What do you do when you have light and dark on the go at the same time?

Simple just get an LR for light pair it with a kafetek flat and get an L1 for dark and pair it with a titus

Voila


----------



## christos_geo (Feb 9, 2016)

Anyone would have thought you were casually browsing eBay and happened to go for a cheeky trip to Manchester!


----------



## grumpydaddy (Oct 20, 2014)

Yeah, that would do it.

Curiosity: Blue dial under worktop ??? Coffee related ??


----------



## Stanic (Dec 12, 2015)

Beautiful madness







love the non-compromise approach


----------



## grumpydaddy (Oct 20, 2014)

christos_geo said:


> Anyone would have thought you were casually browsing eBay and happened to go for a cheeky trip to Manchester!


If that is true I cannot wait to see the charm (third item)

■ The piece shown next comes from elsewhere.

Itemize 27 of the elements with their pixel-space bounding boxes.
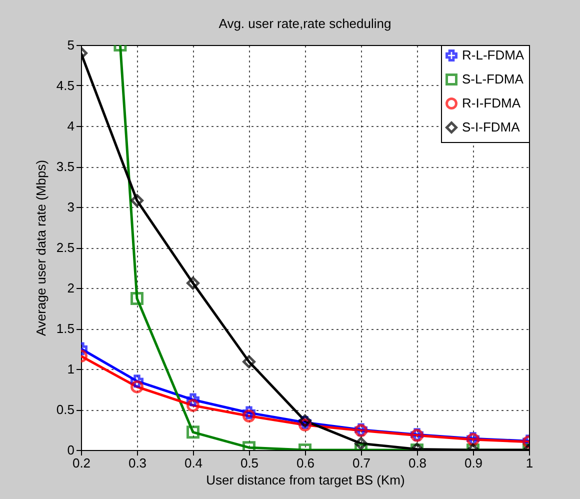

I was totally joking when I suggested that might be so


----------



## jimbojohn55 (Jan 15, 2016)

its well known that if you place an inferior grinder between two Londiniums and pull both levers at once there will be a bright flash as it vaporises


----------



## joey24dirt (Jan 28, 2017)

I really want to live at your house. They look amazing. Serious envy!


----------



## Obnic (Jan 14, 2014)

coffeechap said:


> What do you do when you have light and dark on the go at the same time?
> 
> Simple just get an LR for light pair it with a kafetek flat and feet an L1 for dark and pair it with a titus
> 
> Voila


You know nobody likes you.

Gammmhfwahbmmm want want want not fair!


----------



## Thecatlinux (Mar 10, 2014)

I can't afford to have two different coffees at the same time . So no dilemma.

Cant wait for the forum day to put that LR through its paces , hopefully Callum will bring some of Lee's secret Light roast stash with him .


----------



## DaveP (Jul 14, 2017)

My cure for 2 on the go at the same time is to mix the light and the dark and have a medium... sorted


----------



## MediumRoastSteam (Jul 7, 2015)

Oh wait, wasn't that L1 meant to be paired with an Eureka Mignon?


----------



## onluxtex (Nov 18, 2015)

I have had the same problem and solved it like this.









Congratulations Dave, very very nice coffee corner.


----------